Now she lay in bed, her husband, her mother, her oldest brother, his wife and their two children and her father gathered around. The TV was on and the pictures were something out of “Independence Day.” Airplanes crashing into buildings, balls of fire, buildings collapsing, people rushing frantically through the streets to escape huge clouds of smoke and debris.
My God. My God. This can’t happen here, not in our country.
It could and it did.
The baby was taking his time coming. Mary had had the test and knew it was a boy.
The hours dragged by. Madison, my 2-year-old granddaughter, and her little brother, Jacob, entertained in the hallway. Always in the background, there was the reminder of what was happening 3,000 miles east of here.
We laughed at Madison and Jacob. We mourned with our fellow Americans.
I was born eight months before Pearl Harbor. I can only imagine the fury Americans felt that day. Could it have been any less than the anger I felt on this day 60 years later? Make the bastards pay.
We sat in the hallway. A baby’s cry pierced the air. It had come from a couple of rooms down.
Finally, Mary’s mother opened the door and leaned out. His head is out, she said, and went back into the room.
Sometime later, Mary’s husband, Big Mike, a new father at last, came out of the room beaming. He walked over and gave me a hug, hugged my son and his wife. He wiped tears from his eyes. “I just can’t believe it,” he said. “That’s the most incredible thing I’ve ever seen in my life.”
Minutes later, we were admitted to the room. Mary lay there, a beatific smile on her pretty face, the baby cradled in her arms, a little stocking cap on his head. He’s a big boy, 8 pounds, 9 ounces, 20 1/2 inches long, and he’s a handsome boy, with lots of black hair.
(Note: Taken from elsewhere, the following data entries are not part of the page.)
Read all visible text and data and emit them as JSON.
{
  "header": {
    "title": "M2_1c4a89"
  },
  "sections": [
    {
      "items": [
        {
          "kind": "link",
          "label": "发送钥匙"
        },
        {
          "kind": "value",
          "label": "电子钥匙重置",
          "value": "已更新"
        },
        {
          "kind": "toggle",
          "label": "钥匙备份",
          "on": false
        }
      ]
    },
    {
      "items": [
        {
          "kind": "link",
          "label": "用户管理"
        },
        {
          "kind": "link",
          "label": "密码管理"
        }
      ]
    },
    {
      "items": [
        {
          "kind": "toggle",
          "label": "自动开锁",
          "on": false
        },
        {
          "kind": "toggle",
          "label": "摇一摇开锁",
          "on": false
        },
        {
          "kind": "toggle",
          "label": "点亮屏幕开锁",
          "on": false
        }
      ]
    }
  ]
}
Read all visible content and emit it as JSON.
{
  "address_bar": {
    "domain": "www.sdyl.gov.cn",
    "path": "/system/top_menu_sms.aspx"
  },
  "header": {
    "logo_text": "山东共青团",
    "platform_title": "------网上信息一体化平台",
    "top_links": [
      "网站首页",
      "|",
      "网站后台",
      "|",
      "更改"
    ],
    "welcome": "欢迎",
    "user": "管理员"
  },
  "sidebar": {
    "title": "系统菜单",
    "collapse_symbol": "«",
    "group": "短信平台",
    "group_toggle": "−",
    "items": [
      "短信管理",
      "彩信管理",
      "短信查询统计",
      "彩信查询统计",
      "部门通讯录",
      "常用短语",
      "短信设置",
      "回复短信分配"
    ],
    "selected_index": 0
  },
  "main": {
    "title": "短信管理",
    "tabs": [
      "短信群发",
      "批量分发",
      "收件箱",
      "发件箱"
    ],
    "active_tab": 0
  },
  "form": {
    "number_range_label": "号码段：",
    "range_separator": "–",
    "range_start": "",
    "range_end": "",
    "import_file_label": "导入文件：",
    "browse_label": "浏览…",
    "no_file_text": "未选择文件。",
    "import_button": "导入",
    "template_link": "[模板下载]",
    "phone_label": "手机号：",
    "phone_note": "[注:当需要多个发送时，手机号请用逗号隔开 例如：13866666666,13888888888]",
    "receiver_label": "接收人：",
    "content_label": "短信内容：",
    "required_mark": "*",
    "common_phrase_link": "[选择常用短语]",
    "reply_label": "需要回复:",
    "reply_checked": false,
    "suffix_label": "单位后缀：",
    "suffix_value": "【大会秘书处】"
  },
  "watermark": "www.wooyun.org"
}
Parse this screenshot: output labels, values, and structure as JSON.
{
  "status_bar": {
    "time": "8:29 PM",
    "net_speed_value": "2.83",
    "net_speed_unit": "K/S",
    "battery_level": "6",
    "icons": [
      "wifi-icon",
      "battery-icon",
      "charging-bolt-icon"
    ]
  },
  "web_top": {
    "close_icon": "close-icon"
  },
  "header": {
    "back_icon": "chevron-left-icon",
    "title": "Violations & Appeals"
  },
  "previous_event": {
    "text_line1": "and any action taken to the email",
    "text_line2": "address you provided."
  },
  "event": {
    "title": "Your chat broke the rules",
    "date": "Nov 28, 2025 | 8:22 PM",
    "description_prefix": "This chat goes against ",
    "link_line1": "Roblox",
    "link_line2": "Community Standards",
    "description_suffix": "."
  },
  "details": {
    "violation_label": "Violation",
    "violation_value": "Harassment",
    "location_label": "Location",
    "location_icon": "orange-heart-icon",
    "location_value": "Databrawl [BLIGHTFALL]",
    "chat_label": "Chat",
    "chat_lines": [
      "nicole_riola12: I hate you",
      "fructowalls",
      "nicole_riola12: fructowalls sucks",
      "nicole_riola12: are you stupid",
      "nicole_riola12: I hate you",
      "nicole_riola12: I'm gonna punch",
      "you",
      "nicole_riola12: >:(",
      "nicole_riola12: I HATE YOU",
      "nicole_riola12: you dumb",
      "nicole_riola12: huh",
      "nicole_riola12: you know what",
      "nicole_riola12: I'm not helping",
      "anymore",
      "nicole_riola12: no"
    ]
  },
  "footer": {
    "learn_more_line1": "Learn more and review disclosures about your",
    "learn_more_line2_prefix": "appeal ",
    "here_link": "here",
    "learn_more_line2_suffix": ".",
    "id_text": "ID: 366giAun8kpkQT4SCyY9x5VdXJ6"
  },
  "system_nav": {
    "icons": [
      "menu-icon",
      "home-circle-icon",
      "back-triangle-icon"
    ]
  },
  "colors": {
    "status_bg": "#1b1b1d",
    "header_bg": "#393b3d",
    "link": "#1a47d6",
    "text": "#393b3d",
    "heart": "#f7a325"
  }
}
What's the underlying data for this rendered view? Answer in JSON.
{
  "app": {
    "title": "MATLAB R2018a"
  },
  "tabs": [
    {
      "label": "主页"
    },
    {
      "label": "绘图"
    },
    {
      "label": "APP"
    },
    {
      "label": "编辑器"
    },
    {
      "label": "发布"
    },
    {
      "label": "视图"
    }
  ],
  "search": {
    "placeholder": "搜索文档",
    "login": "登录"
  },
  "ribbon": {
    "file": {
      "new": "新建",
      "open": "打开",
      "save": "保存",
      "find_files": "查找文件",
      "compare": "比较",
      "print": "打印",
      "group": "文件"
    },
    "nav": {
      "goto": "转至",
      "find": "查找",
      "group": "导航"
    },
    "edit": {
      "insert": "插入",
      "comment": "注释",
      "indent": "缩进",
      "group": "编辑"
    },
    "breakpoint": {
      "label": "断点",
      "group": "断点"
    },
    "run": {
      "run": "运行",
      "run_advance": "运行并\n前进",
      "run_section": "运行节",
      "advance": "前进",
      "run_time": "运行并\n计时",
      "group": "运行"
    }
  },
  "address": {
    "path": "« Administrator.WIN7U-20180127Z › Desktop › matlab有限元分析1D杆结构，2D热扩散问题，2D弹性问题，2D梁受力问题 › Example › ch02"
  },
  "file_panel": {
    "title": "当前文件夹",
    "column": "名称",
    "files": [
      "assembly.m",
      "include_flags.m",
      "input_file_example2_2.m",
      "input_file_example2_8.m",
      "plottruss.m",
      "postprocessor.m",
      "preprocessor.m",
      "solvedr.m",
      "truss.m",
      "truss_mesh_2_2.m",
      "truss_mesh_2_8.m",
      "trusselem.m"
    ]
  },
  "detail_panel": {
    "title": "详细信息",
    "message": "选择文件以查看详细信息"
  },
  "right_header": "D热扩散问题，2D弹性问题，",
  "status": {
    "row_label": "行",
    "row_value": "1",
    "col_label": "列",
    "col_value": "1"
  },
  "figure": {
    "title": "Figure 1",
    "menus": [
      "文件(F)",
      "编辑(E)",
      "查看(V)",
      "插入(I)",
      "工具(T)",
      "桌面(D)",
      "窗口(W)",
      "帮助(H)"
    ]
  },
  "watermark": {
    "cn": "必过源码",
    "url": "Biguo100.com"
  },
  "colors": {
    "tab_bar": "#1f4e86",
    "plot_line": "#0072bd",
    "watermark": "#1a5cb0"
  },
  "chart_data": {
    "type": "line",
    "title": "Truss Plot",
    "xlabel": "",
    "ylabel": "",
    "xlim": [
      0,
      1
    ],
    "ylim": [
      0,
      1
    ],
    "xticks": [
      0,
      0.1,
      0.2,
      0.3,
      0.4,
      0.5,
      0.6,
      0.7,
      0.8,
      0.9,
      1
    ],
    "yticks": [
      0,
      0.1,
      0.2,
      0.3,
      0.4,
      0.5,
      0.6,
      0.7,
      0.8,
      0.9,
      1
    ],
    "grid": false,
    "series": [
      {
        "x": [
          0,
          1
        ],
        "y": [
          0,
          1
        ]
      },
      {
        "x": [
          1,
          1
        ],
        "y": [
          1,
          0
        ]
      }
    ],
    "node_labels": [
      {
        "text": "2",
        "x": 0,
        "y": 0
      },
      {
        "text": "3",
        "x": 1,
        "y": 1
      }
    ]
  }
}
And he has a good set of lungs.
Because I have a cold, I could only look at little Joseph Michael Marion McBride, but there will be time to hold him and to spoil him and to love him. Now he lay in his father’s arms, and as Big Mike looked down at this most incredible gift known to man, he said, “You’re a big boy, aren’t you? I love you.”
I gave Mary a kiss and Big Mike a hug, left the room and walked down the hallway.
As I rounded a corner, I saw an older woman, I would guess in her 70s, talking with a younger man.
She was a thin woman but there was something very steely about her. Maybe it was the set of her jaw. Or the resolve in her eyes. Or the way she jutted her chin out there.
She had just said something and I can only guess at all that she was referring to.
She said, “We got through that and we’ll get through this.”
She is right, you know. We’ll get through this.
And someday, we’ll tell Little Joe about the day he was born.